Asymetria twarzy, paraliż jednej strony ciała, problemy z mową – to objawy udaru. Jak najszybsze trafienie w ręce specjalistów pozwala nie tylko na przeżycie, ale także na dojście do pełnej sprawności. W Szpitalu Uniwersyteckim wyścig z czasem wygrywają. Dowód? Diamentowy Status, czyli najwyższy z możliwych, który przyznaje międzynarodowa Inicjatywa Angels. Zielonogórska lecznica znalazła się w gronie trzech polskich szpitali, które najszybciej reagują w przypadku pacjentów z udarem niedokrwiennym mózgu.

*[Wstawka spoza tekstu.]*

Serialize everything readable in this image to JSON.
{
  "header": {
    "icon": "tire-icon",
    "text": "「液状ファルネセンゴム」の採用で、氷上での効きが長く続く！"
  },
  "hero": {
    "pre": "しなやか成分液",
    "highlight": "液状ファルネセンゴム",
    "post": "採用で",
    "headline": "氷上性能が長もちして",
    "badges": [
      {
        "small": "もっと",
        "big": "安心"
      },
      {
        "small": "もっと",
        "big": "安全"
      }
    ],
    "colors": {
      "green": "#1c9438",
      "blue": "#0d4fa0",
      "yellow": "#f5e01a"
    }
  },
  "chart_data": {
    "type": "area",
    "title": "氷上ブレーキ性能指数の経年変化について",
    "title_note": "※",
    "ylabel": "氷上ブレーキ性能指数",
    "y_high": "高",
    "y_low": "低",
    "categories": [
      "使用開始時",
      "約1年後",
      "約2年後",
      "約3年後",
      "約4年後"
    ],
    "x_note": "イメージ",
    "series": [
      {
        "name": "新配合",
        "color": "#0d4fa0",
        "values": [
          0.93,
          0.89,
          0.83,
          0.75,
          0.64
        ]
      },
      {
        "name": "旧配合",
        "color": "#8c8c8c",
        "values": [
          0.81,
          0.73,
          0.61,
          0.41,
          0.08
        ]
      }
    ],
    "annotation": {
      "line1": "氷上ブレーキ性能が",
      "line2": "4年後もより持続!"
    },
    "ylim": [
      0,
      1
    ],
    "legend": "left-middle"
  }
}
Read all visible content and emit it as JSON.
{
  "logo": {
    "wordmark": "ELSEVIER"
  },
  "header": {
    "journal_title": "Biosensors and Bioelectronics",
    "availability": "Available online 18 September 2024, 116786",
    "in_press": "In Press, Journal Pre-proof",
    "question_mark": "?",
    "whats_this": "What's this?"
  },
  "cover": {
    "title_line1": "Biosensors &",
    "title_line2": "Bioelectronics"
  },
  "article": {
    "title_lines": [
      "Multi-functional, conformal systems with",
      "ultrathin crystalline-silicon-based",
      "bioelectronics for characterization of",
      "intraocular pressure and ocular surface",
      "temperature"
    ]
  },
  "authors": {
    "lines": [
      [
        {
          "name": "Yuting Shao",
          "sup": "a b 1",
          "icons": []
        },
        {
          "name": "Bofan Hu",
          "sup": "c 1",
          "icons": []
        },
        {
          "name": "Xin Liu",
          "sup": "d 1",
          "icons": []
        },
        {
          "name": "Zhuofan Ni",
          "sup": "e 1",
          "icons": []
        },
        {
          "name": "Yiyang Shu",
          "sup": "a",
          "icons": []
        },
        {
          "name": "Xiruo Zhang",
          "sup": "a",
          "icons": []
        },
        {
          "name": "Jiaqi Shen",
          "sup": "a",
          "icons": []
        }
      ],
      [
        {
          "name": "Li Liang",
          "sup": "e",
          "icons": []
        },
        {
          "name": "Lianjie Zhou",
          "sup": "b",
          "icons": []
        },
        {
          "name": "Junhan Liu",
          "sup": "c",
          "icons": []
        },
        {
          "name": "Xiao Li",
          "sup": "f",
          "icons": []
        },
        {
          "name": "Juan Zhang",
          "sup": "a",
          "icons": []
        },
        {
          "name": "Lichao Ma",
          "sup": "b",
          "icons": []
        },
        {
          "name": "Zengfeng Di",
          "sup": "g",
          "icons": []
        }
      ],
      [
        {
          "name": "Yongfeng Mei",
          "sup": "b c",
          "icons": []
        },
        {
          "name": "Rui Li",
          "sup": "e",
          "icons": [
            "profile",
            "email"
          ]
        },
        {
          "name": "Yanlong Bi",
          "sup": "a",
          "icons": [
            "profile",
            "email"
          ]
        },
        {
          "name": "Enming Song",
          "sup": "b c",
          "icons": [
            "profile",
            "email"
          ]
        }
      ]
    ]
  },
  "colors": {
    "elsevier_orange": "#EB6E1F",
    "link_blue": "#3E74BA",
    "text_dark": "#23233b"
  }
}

Dyplom odebrał prezes szpitala Marek Działoszyński.
Taki sukces daje szybkie podanie specjalistycznego leku lub wykonanie trombektomii mechanicznej. Sprawna akcja musi odbyć się na wielu odcinkach. Pomiędzy ratownikami medycznymi, pracownikami SOR, a także lekarzami i diagnostami. Mówi Szymon Michniewicz, kierownik Szpitalnego Oddziału Ratunkowego.
Walka o możliwie jak największe skrócenie czasu pomocy zaczęła się w ramach tego projektu dwa lata temu. To wtedy szpital przystąpił do międzynarodowej Inicjatywy Angels. Czas od przyjęcia do podania leku uległ skróceniu z nawet dwóch godzin do średnio nieco ponad pół godziny. Rekordzista pomoc otrzymał po 17 minutach. Nagroda przyznawana jest co kwartał.